So, I think the second two queries are OK for you (if you have null in inv in invdatew you would always get ZERO rows -- probably not what you wanted right?)
So, looking at the tkprof for these inserts we see hugely different performance characteristics:
insert into invdatew
select a.*, sysdate from investor a
where inv not in (select inv from invdatew)

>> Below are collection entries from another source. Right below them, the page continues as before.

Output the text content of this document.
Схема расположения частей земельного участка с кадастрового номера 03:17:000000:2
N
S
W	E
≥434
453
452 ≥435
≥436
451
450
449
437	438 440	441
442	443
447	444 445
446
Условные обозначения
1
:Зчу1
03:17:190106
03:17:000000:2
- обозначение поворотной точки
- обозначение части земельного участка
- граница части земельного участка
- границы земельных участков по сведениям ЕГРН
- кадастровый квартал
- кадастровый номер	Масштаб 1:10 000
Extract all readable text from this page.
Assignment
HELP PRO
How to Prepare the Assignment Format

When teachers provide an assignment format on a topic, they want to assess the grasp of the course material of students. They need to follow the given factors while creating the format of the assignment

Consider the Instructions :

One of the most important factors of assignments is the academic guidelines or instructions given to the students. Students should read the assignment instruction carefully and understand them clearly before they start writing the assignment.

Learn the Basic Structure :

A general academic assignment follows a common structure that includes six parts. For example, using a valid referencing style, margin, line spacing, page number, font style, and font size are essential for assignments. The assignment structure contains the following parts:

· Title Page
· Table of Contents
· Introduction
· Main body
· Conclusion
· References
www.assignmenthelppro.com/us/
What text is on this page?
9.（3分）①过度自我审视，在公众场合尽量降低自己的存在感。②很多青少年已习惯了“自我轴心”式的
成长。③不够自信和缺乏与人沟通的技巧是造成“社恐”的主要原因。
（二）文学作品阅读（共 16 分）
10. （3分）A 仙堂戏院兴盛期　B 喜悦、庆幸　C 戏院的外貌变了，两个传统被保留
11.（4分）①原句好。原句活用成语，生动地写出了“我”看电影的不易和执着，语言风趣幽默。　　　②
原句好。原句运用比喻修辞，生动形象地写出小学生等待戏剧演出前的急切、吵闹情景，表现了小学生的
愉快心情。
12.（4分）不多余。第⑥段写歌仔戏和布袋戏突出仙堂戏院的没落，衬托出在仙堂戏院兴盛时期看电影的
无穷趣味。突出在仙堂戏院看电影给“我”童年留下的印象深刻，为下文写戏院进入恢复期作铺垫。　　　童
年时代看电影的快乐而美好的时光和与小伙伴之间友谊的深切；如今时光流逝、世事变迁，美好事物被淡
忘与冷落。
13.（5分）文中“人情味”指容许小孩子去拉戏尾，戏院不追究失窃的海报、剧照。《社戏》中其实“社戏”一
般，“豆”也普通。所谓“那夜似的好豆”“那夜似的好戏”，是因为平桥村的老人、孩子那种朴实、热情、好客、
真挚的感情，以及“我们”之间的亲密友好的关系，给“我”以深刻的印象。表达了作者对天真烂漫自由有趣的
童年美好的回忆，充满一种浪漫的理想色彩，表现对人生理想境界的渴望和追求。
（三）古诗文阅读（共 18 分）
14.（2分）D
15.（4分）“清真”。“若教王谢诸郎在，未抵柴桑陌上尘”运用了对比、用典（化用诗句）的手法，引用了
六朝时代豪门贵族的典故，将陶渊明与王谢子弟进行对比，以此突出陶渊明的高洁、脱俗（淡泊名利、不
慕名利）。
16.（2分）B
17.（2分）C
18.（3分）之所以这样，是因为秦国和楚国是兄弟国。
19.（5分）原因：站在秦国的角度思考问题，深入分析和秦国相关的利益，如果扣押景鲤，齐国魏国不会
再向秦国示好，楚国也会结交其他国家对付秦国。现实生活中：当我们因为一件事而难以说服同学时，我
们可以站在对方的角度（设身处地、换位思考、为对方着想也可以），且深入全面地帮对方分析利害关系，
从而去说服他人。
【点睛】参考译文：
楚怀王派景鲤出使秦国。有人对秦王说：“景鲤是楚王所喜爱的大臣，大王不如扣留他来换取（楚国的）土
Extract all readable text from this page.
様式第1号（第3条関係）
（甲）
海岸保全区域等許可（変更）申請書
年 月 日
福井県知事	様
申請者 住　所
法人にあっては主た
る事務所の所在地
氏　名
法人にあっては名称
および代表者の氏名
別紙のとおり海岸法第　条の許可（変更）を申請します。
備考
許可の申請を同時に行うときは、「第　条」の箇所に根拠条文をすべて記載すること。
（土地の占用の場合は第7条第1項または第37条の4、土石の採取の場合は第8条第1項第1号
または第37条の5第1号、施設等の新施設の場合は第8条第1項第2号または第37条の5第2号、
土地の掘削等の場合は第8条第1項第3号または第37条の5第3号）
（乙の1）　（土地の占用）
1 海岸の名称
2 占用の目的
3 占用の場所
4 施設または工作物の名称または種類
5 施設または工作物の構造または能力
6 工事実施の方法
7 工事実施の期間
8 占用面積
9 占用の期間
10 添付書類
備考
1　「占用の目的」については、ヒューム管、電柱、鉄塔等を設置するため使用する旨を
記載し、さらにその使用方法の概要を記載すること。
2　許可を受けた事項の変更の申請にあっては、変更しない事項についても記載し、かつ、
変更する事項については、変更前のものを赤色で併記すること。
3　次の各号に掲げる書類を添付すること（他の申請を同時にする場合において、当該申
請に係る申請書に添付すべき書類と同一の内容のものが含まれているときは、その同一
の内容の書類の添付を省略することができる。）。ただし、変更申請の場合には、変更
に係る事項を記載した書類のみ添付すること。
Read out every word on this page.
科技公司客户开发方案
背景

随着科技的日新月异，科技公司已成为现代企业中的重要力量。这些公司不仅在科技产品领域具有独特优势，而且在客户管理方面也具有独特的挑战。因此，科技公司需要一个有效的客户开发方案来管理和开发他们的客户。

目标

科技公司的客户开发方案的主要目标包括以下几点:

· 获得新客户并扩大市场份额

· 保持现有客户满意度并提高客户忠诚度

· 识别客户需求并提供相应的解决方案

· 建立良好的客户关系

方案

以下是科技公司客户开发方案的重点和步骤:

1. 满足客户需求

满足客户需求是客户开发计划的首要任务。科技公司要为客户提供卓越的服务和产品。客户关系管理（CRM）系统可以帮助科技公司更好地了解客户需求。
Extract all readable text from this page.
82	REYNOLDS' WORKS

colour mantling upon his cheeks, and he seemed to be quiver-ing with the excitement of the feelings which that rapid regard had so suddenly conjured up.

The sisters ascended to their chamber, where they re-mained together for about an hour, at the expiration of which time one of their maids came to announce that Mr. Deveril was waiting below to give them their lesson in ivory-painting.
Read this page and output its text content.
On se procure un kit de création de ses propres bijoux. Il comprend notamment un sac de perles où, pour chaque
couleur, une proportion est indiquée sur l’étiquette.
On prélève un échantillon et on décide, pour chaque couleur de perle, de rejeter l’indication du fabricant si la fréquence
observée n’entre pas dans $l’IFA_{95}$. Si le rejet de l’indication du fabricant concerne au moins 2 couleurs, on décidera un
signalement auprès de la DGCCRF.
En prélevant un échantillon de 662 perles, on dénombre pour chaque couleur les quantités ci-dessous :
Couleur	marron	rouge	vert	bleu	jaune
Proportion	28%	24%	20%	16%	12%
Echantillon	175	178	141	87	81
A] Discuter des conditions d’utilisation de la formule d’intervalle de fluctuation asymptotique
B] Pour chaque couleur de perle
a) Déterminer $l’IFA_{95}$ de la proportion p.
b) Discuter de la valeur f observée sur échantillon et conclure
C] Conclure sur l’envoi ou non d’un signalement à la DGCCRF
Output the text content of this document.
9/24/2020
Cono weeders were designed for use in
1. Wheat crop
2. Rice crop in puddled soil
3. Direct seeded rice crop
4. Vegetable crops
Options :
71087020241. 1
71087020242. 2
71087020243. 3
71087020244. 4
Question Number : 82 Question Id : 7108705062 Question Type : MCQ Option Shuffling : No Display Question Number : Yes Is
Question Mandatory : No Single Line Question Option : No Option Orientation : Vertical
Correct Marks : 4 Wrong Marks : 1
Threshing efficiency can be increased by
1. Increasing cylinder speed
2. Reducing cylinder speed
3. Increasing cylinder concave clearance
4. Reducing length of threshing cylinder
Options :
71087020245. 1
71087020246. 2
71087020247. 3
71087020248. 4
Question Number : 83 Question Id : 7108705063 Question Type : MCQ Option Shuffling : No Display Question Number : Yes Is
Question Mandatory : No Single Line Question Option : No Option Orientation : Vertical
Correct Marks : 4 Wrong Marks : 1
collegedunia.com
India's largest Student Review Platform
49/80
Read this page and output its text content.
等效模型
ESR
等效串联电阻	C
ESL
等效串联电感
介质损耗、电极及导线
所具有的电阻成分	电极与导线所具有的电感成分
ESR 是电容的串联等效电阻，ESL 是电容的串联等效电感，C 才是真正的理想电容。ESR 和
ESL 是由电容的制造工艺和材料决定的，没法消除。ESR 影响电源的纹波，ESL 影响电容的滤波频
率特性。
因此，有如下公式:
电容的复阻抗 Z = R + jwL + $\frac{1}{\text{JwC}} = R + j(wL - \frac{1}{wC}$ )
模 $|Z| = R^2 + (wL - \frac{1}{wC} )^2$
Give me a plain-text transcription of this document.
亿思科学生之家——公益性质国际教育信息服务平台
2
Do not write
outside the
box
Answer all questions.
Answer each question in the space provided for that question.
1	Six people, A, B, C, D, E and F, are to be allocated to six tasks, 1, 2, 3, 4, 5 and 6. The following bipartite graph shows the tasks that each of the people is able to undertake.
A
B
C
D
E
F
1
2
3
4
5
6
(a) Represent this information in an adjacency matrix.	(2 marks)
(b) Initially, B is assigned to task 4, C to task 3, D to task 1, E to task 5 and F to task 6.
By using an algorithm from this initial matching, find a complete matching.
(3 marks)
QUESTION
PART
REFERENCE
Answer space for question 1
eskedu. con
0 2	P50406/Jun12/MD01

call count cpu elapsed disk query current rows
------- ------ -------- ---------- ---------- ---------- ---------- ----------
Parse 1 0.02 0.02 0 0 0 0
Execute 1 85.64 86.08 0 1974190 31754 5000
Fetch 0 0.00 0.00 0 0 0 0
------- ------ -------- ---------- ---------- ---------- ---------- ----------
total 2 85.66 86.10 0 1974190 31754 5000
Misses in library cache during parse: 1
Optimizer goal: CHOOSE
Parsing user id: 511
Rows Row Source Operation
------- ---------------------------------------------------
5001 FILTER
5001 TABLE ACCESS FULL INVESTOR
5000 TABLE ACCESS FULL INVDATEW
This query was processed like this:
for each row in investor
loop
FULL SCAN INVDATEW making sure that INV not in there
end loop
that is -- 5000 full scans of INVDATEW (5000 = number of rows in investor!)********************************************************************************
insert into invdatew
select a.*, sysdate from investor a
where inv is not null
and inv not in (select /*+ HASH_AJ */ inv from invdatew where inv is not null )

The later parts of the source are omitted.